Do not use multiple oxaprozin-containing preparations concomitantly.
Not a substitute for corticosteroid therapy; not effective in the management of adrenal insufficiency.
May mask certain signs of infection.
Obtain CBC and chemistry profile periodically during long-term use.
Category C. Avoid use in third trimester because of possible premature closure of the ductus arteriosus.
Distributed into milk in rats; not known whether distributed into human milk. Discontinue nursing or the drug.
Oxaprozin: Safety and efficacy not established in children <6 years of age.
Oxaprozin: Safety and efficacy in pediatric patients 6–16 years of age with juvenile rheumatoid arthritis supported by studies in adults with rheumatoid arthritis and by safety and pharmacokinetic data from trials in children with juvenile rheumatoid arthritis.
Oxaprozin potassium: Safety and efficacy not established in children.
No overall differences in efficacy or safety were observed between geriatric and younger adults. Possibility exists of greater sensitivity in some geriatric individuals.
Caution advised. Geriatric adults appear to tolerate NSAIA-induced adverse effects less well than younger individuals.
Select dosage with caution because of age-related decreases in renal function. May be useful to monitor renal function.
Use with caution in patients with severe hepatic impairment.
Use not recommended in patients with advanced renal disease; close monitoring of renal function advised if used. Dosage adjustment needed. (See Renal Impairment under Dosage and Administration.)

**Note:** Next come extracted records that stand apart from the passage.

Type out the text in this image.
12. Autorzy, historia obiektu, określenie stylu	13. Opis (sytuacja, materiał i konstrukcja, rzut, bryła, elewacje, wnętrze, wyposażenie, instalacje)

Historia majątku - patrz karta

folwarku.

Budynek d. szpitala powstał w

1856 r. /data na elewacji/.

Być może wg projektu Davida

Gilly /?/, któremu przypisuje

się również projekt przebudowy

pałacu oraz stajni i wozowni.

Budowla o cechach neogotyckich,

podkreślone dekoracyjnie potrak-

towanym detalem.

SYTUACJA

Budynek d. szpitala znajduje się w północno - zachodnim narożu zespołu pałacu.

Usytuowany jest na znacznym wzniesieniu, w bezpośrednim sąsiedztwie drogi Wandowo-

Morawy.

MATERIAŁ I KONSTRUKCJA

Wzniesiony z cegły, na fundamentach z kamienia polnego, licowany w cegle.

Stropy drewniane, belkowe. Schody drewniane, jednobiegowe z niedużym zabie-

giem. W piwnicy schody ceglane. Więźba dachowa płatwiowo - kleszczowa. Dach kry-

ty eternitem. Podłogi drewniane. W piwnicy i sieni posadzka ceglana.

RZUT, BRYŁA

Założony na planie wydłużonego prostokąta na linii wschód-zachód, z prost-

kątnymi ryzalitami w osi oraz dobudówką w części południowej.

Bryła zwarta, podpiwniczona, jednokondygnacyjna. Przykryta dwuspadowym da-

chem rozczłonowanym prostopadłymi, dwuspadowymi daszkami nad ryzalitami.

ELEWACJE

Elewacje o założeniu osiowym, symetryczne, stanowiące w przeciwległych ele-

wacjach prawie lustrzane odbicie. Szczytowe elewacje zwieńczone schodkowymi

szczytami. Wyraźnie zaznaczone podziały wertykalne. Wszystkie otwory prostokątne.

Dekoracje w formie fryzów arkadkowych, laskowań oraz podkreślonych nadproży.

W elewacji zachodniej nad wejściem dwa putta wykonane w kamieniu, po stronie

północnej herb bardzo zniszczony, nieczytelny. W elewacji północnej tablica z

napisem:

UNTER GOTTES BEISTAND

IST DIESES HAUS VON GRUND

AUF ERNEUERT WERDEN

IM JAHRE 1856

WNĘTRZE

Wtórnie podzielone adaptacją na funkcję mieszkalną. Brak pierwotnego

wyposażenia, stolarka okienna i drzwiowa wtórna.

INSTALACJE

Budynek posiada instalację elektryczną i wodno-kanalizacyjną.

Abdominal pain, anorexia, constipation, diarrhea, flatulence, GI ulcers, GI bleeding/perforation, dyspepsia, heartburn, nausea, vomiting, renal function abnormalities, anemia, confusion, depression, sleep disturbance, dizziness, dysuria or increased frequency, edema, liver function test abnormalities, headache, prolonged bleeding time, pruritus, rash, sedation, somnolence, tinnitus.